7.2 Sequências Iniciadas e Levadas ao Tópico Saúde pelas Gestantes e/ou

8.1.2 Avaliações

O primeiro excerto desta subseção é parte de uma ecocardiografia de um feto de 24 semanas. A gestante apresenta diabetes gestacional e pressão alta. Trata-se do final da fase do exame.

Excerto 35: HMF_ECOCARDIO_kamile_LUANA_12_03_14 B_9m50V méd >>est.-->>

1 (8.3)

2 MÉD: tudo perfeito coraçãozinho dele ↑to:do direiti:nho, 3 GES: ai que bom=

5 MÉD: =ººtudo bem legalºº

6 (2.4)

A profissional, com a imagem estabilizada, oferece uma avaliação geral sobre a condição do coração fetal (l. 2), iniciando com uma avaliação mais abrangente (“tudo perfeito”) e especificando que o “o coraçãozinho fetal” está “todo direitinho”. Contudo, diferentemente do que ocorre nos excertos da subseção anterior (8.1.1), em que as/os profissionais apresentam a informação do peso fetal e, então, avaliam-na, aqui a profissional não oferece detalhes do que seria um “coração todo direitinho”.

Quando se trata de formação cardíaca, a profissional se orienta para a falta de conhecimento técnico das gestantes e acompanhantes sobre o assunto e, caso tudo esteja bem, só avalia o resultado positivo do exame, sem anunciar todos os fatos que constituem um “coração todo direitinho”. Por outro lado, quando se trata da informação “peso” fetal, as/os profissionais se orientam para o conhecimento das gestantes e acompanhantes sobre o valor da medida em gramas e oferecem essa informação, combinada a uma avaliação ou não.

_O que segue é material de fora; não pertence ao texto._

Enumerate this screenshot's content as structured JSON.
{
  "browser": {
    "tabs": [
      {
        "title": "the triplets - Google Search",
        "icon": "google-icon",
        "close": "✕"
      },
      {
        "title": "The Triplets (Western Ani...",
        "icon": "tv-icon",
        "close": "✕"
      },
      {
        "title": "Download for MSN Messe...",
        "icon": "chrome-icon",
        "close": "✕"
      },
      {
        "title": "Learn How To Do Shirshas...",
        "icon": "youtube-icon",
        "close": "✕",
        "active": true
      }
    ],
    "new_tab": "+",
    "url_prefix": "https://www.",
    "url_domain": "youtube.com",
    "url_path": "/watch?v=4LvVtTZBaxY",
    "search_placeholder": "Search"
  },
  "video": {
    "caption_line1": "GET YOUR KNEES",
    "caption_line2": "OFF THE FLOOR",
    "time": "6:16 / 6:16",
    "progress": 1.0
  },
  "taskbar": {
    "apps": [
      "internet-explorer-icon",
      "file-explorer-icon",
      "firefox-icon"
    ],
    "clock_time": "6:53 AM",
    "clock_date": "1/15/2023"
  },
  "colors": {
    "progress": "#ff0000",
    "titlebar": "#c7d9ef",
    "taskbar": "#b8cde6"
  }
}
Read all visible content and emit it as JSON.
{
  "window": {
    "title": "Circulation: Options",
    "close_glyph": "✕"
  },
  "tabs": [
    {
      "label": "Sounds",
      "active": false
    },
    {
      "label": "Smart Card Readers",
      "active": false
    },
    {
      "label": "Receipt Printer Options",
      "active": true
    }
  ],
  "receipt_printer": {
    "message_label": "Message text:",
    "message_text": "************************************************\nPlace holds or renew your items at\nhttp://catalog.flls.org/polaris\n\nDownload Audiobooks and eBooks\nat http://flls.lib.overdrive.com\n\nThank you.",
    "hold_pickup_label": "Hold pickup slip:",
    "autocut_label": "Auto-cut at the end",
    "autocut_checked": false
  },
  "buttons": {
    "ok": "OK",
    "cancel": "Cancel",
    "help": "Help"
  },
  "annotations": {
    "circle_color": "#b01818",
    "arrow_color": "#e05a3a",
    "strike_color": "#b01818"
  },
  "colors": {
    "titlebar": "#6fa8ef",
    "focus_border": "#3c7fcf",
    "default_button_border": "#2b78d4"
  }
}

Outras avaliações, sem os valores que as fundamentem, podem ser observadas no Excerto 36. Trata-se do final da fase de exame da segunda etapa de uma avaliação morfológica de um feto de 23 semanas que apresentara translucência nucal (TN) aumentada.

Excerto 36: HMF_ECOMORFO_dora_FERNANDA_21_01_14_42mV

1 (5.5)

2 PRE: sistema nervoso nor↑ma:l

3 (2.0)

4 PRE: tá bem

5 (9.2)

6 PRE: simetria:,

7 (16.0)

8 PRE: >então tá bem<

9 (5.2)

10 RES: tá tudo bem tá dora?

11 PRE: placenta anterior, líquido normal,

12 (1.3)

13 PRE: passo:- >certo<

14 (1.7)

15 PRE: muito bom

16 (1.5)

O Excerto 36 é repleto de avaliações positivas, sem a apresentação dos fatos que as embasam. A entoação contínua (l. 6 e 11) parece demonstrar a orientação da preceptora em falar em voz alta uma espécie de checklist sobre o que lê na tela. Uma evidência de que se trata de uma atividade de “fala consigo mesma” é que a residente, na linha 10, oferece uma avaliação geral orientada à gestante, através do vocativo “Dora” – ou seja, nesse momento (l. 10), a profissional chama a gestante para participar da interação. Novamente, as variáveis avaliadas aqui, quais sejam, sistema nervoso (l. 2), placenta e líquido (l. 11), não são constituintes do conhecimento leigo sobre desenvolvimento fetal. Assim, as profissionais tendem a não compartilhar o raciocínio médico (PERÄKYLÄ, 2006) sobre informações que fogem ao conhecimento leigo de gestantes e acompanhantes, caso tudo esteja normal. Porém, quando alguma variável incomum ao conhecimento leigo apresenta alguma alteração, as/os profissionais compartilham seu raciocínio com o público leigo, como o próximo excerto ilustra.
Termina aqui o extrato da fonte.